初めての海外親子旅の思い出to香港・前編/とにかく首が痛くなった…

ビクトリアピークからの眺め、日中の景色もいいね!

いま、自治権と法の支配を巡って国際的な注目を集めている香港。

その香港は僕にとっても特別な場所のひとつだ。
どうして特別なのかといえば、いつでも一人旅の僕が母を連れて海外旅行をした唯一の場所だから。

ここでは結果的に“珍道中”になってしまったその旅の思い出話をしたい。

母とあわや“今生の別れ”に…

何にもしてなかった還暦祝いを込めて、一度も海外旅行をしたことがなかった母を香港に連れて行ったのは4年前のこと。 香港エクスプレスの航空券が破格的に安くなっていたのを見つけたことが一番のきっかけだったけど、行きは成田、帰りは実家に近い中部国際空港へ帰ってこられるというスケジュールを組めたのも大きかった。
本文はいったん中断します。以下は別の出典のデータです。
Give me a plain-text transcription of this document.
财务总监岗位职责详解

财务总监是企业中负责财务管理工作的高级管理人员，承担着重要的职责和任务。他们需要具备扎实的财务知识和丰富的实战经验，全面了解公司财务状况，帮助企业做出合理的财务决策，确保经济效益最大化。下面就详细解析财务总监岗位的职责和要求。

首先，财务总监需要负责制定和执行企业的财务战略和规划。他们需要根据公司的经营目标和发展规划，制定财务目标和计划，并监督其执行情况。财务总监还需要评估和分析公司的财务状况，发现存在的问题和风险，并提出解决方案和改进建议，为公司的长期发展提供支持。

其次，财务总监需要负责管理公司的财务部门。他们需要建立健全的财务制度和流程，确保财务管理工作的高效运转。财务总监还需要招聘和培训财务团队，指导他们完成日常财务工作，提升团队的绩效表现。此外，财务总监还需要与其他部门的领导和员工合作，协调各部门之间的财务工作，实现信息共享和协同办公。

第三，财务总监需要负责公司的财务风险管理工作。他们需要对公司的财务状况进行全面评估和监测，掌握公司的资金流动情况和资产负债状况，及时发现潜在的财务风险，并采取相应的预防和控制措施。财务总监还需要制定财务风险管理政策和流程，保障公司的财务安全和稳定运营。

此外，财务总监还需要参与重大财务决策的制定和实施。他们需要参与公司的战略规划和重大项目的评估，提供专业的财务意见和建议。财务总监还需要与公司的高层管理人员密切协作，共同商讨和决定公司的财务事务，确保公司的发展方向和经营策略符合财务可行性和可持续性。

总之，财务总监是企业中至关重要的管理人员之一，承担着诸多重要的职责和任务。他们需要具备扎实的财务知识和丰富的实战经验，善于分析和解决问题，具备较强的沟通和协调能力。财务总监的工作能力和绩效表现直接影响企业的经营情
“ノリ”で聞いてみると4日間なら仕事の休みが取れるというので、2泊3日で旅程を組んだ。実質2日半を香港で過ごせる予定だ。



なお、母とは昔から友達みたいな感覚。この先「親に対して失礼な奴だ」という言動があるかもしれないので、始めにそうした親子の関係値を前置きしてお伝えしておく。また、ガイド役だったこの旅行ではカメラを出す余裕はほとんどなく、文章だけで旅の記録を楽しんで欲しい。

渡航前日の夜に東京まで来てもらって、翌朝、簡単に築地を観光して昼過ぎに成田空港へ。そして香港に着いたのは夜の10時前のこと。
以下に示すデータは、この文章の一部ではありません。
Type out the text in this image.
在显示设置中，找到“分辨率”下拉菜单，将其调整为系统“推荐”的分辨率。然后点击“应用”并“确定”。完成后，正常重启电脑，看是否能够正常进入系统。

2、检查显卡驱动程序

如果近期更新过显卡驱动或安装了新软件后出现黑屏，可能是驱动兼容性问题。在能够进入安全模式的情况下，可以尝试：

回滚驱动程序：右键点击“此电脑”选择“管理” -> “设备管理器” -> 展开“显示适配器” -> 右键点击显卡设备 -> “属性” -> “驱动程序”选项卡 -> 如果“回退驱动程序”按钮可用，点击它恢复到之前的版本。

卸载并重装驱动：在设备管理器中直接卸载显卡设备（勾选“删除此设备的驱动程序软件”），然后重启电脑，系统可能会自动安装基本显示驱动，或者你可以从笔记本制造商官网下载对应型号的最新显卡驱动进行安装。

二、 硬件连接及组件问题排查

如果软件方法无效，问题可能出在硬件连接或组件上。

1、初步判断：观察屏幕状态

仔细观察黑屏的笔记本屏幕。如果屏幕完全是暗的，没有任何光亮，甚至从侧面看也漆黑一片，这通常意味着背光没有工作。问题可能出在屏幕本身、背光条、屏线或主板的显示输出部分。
到着ゲートを出ると「喉が渇いた」と母。すぐ近くにセブンイレブンがあったので 「俺、腹減ったからマックで何か買ってくる。水ならそこのセブンで買ってきなよ」と僕。

本当に軽~い気持ちで言ったんだけど、マックの列に並びながらそういえば、あの人、海外の買い物初めてなんだよな…」ってようやく気づく。ヤバい…、日本では60過ぎの婆さんでも言葉の通じない外国では赤ん坊と同じや…。

それで急いでセブンまで戻ると、どうにか一人で水が買えたようで、店の前でポツンと一人立っていた。人のことを思いやれないのは、いつも一人に慣れきっている人間のダメなところ。海外ローミングの経験がないと携帯使うのもままならないから、ここで行方不明になったら今生の別れになっていたかもしれない。あやうく香港が現代の姥捨山になるところだったのである(笑)。

2日目の朝にまさかのトラブル…?

それからエアポートエクスプレスで九龍に出て、この日はそのままホテルへ。

一人ならチョンキンマンション(バックパッカーにはおなじみの安宿が集まるビル)……までケチらなかったとしても3つ星クラスのホテルでいいんだけど、初めての海外旅行でエコノミーなホテルじゃ変なトラウマを残すことも想定されよう。 そういうわけで“奮発して”4ツ星のホテルを予約しておいた。4ツ星のグレードも様々だが、当時は3泊朝食付きで5万円ほど。一人だったらアジアで1ヶ月分くらい宿代になる金額だ~。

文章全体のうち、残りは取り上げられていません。